Когда Акулина Яковлевна рассказывала о больнице, о советах доктора, то нет-нет да и прикладывала руку к иссохшей груди.
– Болит? – спросил я.
Она кивнула. Хотя о чем было спрашивать, погляди – и увидишь.
– Лекарства надо пить, – посоветовал я.
Собеседница лишь вздохнула в ответ.
Фельдшерский пункт на хуторе третий год уже на замке.
Дай мне бог ошибиться, но, кажется, этой зимой он рухнет, а к лету его растащат. А ведь дом еще хороший, старинный, как на Дону говорят, круглый, казачий дом. Прежде ему каждый год делали небольшой ремонт: подмазывали фундамент, красили, доску-другую прибивали.
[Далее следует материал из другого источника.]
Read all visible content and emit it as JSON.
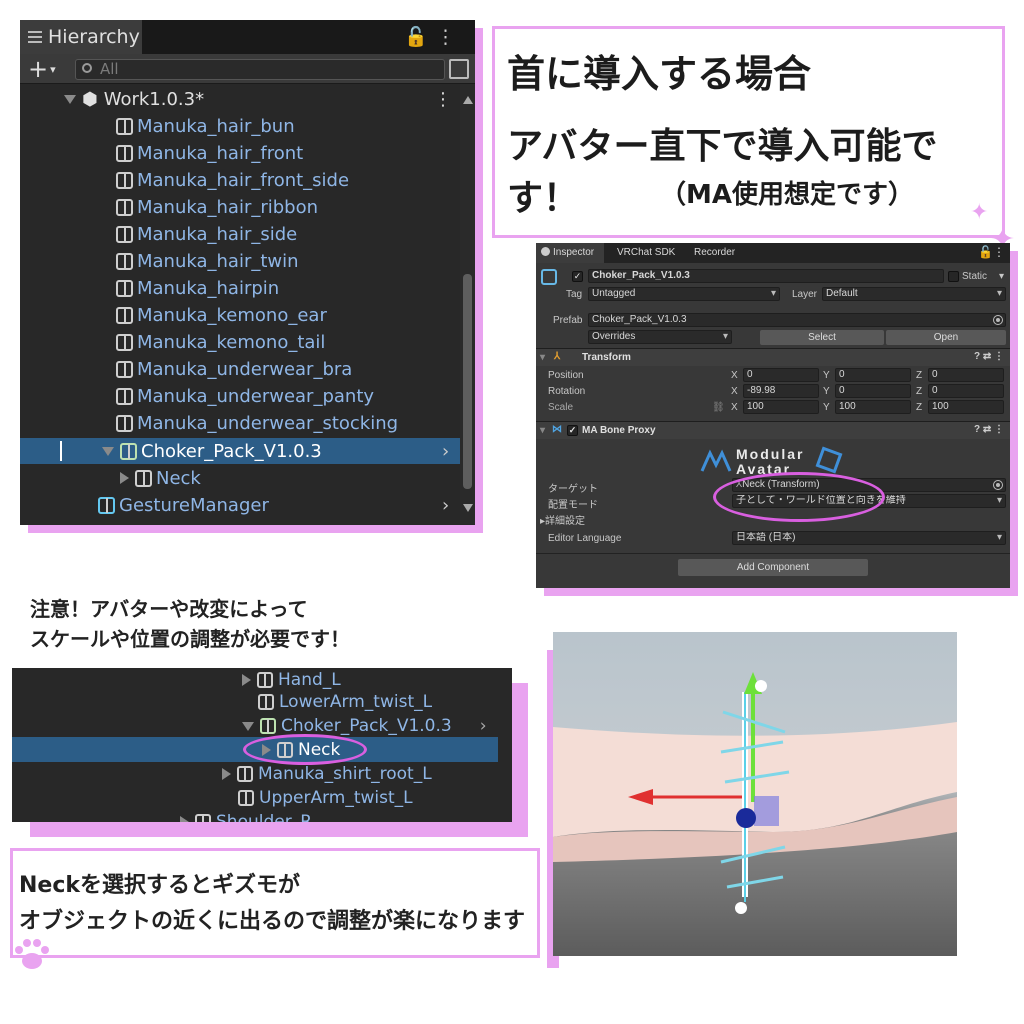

И он стоял, приглядный, уютный. Старый Вьючнов последнюю фельдшерицу вспоминает добром. Она делала ему уколы, после которых он чуял себя здоровым: «Буравлем ходил». Нынче, когда «прихватит что-то внутре», он лечится… Рука не поднимается, да и читателя жаль, так что умолчу я, чем лечится восьмидесятичетырехлетний Василий Андреевич, когда у него прихватит «что-то внутре».
– Хочешь – болей, хочешь – нет, – говорит Фома Жармелов. – В ту весну я без сознания больше суток лежал. Приезжали, сказали – вроде инфаркт. Трогать нельзя. Больше не трогают.
– Те годы таблетки возили, – вспоминает его жена. – Много было таблеток: от головы, от кашля. А последний раз, тот еще год, привезли лишь зеленку. Хочешь – лечись ей, хочешь – курей мажь для отметки.
Не станичным, с центральной усадьбы, докторам мой укор. Что они могут сделать, имея единственную машинешку для всех забот? А дороги от станицы Голубинской к пяти ее хуторам далекие и нелегкие, там и метра асфальта нет. И что хутора… Уже станица чует новые времена: собираются закрывать как нерентабельную аптеку.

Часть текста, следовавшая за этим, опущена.